During that those same games this Sunday, there were also a variety of ads for the iPhone 4S. One showed off Siri, Apple's new voice-controlled virtual assistant. Another demonstrated iCloud and how it worked. And one more bragged - rightfully so - about the iPhone's amazing camera. All three of these commercials were done in typical, Apple fashion. They simply highlighted a feature of the phone, and showed people using it in real-world situations. That's it.
There were no robots being dismantled by a sword-wielding woman. There weren't any octopus-human hybrids. And there weren't any semi-popular, international pitchmen.

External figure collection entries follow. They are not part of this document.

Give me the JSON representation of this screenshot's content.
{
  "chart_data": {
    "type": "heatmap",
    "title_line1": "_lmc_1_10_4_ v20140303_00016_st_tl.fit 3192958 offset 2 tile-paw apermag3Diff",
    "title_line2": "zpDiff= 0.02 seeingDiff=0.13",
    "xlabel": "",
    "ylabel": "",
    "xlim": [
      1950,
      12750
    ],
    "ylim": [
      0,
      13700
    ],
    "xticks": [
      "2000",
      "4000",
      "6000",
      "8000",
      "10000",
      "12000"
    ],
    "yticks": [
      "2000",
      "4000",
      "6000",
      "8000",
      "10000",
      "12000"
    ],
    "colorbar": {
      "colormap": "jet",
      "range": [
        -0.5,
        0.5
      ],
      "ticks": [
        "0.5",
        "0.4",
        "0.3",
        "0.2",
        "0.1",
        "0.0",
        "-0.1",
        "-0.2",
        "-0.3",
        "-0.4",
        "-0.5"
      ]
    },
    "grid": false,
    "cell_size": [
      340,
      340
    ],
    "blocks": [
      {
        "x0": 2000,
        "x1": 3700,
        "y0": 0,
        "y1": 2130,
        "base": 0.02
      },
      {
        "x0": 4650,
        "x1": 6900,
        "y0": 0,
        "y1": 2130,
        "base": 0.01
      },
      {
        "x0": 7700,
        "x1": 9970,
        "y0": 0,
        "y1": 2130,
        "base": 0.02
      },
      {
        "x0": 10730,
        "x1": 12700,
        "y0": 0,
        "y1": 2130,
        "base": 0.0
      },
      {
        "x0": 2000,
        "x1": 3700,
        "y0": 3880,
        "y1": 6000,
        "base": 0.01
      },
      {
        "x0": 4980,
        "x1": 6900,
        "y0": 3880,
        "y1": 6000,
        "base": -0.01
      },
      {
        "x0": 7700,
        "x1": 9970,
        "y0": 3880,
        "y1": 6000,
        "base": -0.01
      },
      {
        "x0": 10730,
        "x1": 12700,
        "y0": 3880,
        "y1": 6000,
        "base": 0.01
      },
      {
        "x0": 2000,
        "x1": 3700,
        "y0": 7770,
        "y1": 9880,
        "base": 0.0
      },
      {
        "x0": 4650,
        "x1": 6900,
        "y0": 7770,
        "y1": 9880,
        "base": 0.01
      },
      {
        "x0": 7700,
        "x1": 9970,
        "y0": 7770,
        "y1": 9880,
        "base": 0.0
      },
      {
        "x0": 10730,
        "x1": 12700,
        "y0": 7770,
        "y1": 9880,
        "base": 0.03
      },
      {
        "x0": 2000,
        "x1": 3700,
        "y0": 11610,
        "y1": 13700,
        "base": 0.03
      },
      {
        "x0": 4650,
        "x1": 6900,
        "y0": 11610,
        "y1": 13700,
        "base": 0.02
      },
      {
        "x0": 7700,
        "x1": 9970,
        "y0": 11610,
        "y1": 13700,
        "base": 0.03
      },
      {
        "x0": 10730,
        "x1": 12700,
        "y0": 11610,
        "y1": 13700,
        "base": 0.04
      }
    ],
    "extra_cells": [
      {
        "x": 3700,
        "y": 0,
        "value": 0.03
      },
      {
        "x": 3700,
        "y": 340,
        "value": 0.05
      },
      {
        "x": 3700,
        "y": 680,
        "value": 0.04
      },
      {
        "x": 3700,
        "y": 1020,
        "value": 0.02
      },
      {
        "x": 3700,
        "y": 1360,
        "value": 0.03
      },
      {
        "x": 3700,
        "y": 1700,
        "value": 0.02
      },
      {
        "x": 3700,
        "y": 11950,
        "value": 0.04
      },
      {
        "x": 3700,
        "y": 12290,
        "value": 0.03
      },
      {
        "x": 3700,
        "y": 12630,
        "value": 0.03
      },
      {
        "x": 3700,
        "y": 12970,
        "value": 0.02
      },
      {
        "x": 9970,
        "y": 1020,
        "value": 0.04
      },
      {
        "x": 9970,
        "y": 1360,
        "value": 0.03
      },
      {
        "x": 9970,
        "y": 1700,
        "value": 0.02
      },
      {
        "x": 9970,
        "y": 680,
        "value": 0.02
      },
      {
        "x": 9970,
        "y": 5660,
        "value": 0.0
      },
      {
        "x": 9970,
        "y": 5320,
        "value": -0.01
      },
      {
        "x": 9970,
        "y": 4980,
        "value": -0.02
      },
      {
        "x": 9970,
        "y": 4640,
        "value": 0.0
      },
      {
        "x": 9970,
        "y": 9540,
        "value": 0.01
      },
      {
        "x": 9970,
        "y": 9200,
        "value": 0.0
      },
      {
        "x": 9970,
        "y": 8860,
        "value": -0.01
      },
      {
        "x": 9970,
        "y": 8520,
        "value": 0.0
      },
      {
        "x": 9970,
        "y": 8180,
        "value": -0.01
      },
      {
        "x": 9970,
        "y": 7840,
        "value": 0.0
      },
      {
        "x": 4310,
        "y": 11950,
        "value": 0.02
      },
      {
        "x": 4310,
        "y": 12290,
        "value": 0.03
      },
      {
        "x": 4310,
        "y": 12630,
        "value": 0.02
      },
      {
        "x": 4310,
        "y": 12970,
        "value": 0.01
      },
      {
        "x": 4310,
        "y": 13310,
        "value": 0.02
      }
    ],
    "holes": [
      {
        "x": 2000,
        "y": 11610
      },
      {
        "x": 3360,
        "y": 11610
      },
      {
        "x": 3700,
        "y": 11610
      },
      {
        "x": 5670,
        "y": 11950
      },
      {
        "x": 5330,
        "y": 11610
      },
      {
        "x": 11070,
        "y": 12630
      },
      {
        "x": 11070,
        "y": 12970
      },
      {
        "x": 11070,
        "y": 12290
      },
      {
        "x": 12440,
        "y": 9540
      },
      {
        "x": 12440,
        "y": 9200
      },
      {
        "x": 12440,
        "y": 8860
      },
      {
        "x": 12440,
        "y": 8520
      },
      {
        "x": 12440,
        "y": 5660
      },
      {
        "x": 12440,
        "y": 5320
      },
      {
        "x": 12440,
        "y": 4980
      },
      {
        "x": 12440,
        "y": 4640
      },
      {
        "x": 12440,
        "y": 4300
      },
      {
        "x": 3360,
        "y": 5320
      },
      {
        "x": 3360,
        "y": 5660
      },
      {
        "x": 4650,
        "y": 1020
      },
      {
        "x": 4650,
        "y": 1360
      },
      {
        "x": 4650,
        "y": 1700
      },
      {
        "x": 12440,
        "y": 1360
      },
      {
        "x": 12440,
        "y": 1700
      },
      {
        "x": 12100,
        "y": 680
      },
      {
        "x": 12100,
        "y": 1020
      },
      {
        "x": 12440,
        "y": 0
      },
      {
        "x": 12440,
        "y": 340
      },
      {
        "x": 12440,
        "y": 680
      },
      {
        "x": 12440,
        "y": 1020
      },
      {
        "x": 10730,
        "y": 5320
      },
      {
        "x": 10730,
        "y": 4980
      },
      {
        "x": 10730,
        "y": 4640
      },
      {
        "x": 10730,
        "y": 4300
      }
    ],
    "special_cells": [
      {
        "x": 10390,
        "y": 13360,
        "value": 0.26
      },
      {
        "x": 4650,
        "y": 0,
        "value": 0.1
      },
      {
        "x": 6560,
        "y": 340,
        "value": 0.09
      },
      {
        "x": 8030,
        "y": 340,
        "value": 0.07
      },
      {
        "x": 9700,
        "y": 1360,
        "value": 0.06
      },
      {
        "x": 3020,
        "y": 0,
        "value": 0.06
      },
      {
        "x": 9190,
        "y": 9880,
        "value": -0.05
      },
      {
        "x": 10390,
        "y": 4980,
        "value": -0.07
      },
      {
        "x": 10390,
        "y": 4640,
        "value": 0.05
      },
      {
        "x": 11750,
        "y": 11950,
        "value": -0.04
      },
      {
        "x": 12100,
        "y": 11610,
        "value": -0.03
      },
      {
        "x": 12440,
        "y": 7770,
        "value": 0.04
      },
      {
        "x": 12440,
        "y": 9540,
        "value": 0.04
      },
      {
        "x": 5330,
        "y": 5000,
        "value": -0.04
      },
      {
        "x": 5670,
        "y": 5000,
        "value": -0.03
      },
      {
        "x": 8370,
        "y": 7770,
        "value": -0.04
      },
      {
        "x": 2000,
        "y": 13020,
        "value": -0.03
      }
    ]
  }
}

How Can It Make My Life Easier?
That's the question the majority of customers want answered when choosing a new smartphone. Considering that phones have finally reached $299 price points, on-contract, it's a perfectly valid question. Yes, Siri, iCloud, and quick photo editing capabilities on the iPhone make it a highly convenient tool to carry in your pocket. But there are plenty of phones on the market with features that the general public would love.
Imagine an Apple-like commercial that demonstrates how Swype text entry works on a Droid Bionic- talking about how much faster it is than a standard keyboard. Imagine a commercial showing off Google Talk video chat, or better yet, Google+ Hangouts with nine other people on a Nexus S. Or how about an ad showing the usability of Live Tiles on any Windows Phone? And although it isn't out yet, people would love to see the zero shutter-lag, Android Beam, and Face Unlock features of the Samsung Galaxy Nexus.
Networks and phone manufacturers are hell bent on making their commercials stand out. I mean, how else could one explain a woman with four arms, attached to a giant curtain? But what Verizon, AT&T, Motorola, and others fail to realize is that is the exact opposite of what people want. They want a phone that fits in to their daily lives - like the iPhone. Not one that could help them decapitate a robot.
Look, the iPhone does great things. There's no denying that. But there are other smartphones that do them just as well, and in some cases, other things much better.
People just have no idea. And judging by what I saw on Sunday, that trend doesn't seem to be changing anytime soon.